She felt in some way corrected, yet it was hard to say in what she had offended. But Dr. Stanchon was an odd man in many ways. "All the same," she persisted, "I think I had better have a nurse, now. I shall feel more comfortable. Ask Miss Jessop if she could come out to me. I believe I could get along with her, now. I'm afraid I was childish, before."
But he only shook his head. "The time for Miss Jessop has passed, dear friend," he said quietly. "No nurse ever comes here."
"Then this is a private house," she began again, "their own home. And I do not even know their names!"
"It is private because it is their own home—just that," he said. "That is what a home is. It is a simple fact, but one that seems not to have been included in your education."
"Why, Dr. Stanchon, what can you mean?" she cried. "My mother's hospitality——"
"I mean that I do not consider an art museum a home, no matter how highly the chef is paid," he said shortly.

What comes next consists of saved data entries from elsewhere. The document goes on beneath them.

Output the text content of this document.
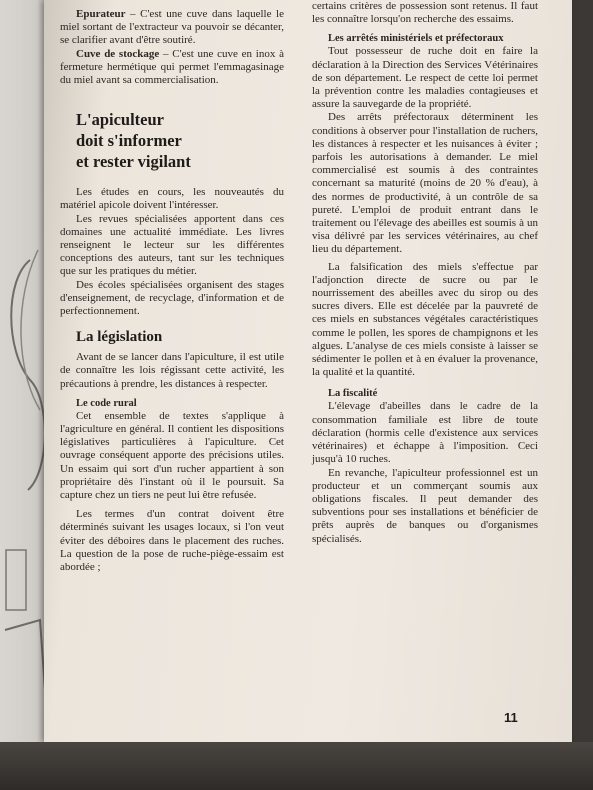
Epurateur – C'est une cuve dans laquelle le miel sortant de l'extracteur va pouvoir se décanter, se clarifier avant d'être soutiré.

Cuve de stockage – C'est une cuve en inox à fermeture hermétique qui permet l'emmagasinage du miel avant sa commercialisation.

L'apiculteur

doit s'informer

et rester vigilant

Les études en cours, les nouveautés du matériel apicole doivent l'intéresser.

Les revues spécialisées apportent dans ces domaines une actualité immédiate. Les livres renseignent le lecteur sur les différentes conceptions des auteurs, tant sur les techniques que sur les pratiques du métier.

Des écoles spécialisées organisent des stages d'enseignement, de recyclage, d'information et de perfectionnement.

La législation

Avant de se lancer dans l'apiculture, il est utile de connaître les lois régissant cette activité, les précautions à prendre, les distances à respecter.

Le code rural

Cet ensemble de textes s'applique à l'agriculture en général. Il contient les dispositions législatives particulières à l'apiculture. Cet ouvrage conséquent apporte des précisions utiles. Un essaim qui sort d'un rucher appartient à son propriétaire dès l'instant où il le poursuit. Sa capture chez un tiers ne peut lui être refusée.

Les termes d'un contrat doivent être déterminés suivant les usages locaux, si l'on veut éviter des déboires dans le placement des ruches. La question de la pose de ruche-piège-essaim est abordée ;

certains critères de possession sont retenus. Il faut les connaître lorsqu'on recherche des essaims.

Les arrêtés ministériels et préfectoraux

Tout possesseur de ruche doit en faire la déclaration à la Direction des Services Vétérinaires de son département. Le respect de cette loi permet la prévention contre les maladies contagieuses et assure la sauvegarde de la propriété.

Des arrêts préfectoraux déterminent les conditions à observer pour l'installation de ruchers, les distances à respecter et les nuisances à éviter ; parfois les autorisations à demander. Le miel commercialisé est soumis à des contraintes concernant sa maturité (moins de 20 % d'eau), à des normes de productivité, à un contrôle de sa pureté. L'emploi de produit entrant dans le traitement ou l'élevage des abeilles est soumis à un visa délivré par les services vétérinaires, au chef lieu du département.

La falsification des miels s'effectue par l'adjonction directe de sucre ou par le nourrissement des abeilles avec du sirop ou des sucres divers. Elle est décelée par la pauvreté de ces miels en substances végétales caractéristiques comme le pollen, les spores de champignons et les algues. L'analyse de ces miels consiste à laisser se sédimenter le pollen et à en évaluer la provenance, la qualité et la quantité.

La fiscalité

L'élevage d'abeilles dans le cadre de la consommation familiale est libre de toute déclaration (hormis celle d'existence aux services vétérinaires) et échappe à l'imposition. Ceci jusqu'à 10 ruches.

En revanche, l'apiculteur professionnel est un producteur et un commerçant soumis aux obligations fiscales. Il peut demander des subventions pour ses installations et bénéficier de prêts auprès de banques ou d'organismes spécialisés.

11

"But there is the place on the Hudson——"
"That is a country club, nothing more," he interrupted. "Your mother dismissed a butler once, because, though he offered eight liqueurs to a guest, the guest asked for a ninth and the butler had neglected to order it. I have attended her there for a really painful attack of sciatica when none of her visitors knew that anything ailed her, though she had been away from them for forty-eight hours."
"But that is mother's house, not mine," she protested, "and I do not pretend to keep up——"
"You do not pretend to, because you could not do it," he interrupted again. "Your father is a multi-millionaire and your husband is not. But it is your constant ideal, nevertheless, and your failures to realise it, even in the degree to which you have tried, have sapped your vitality to a point which even you can understand now, I should suppose."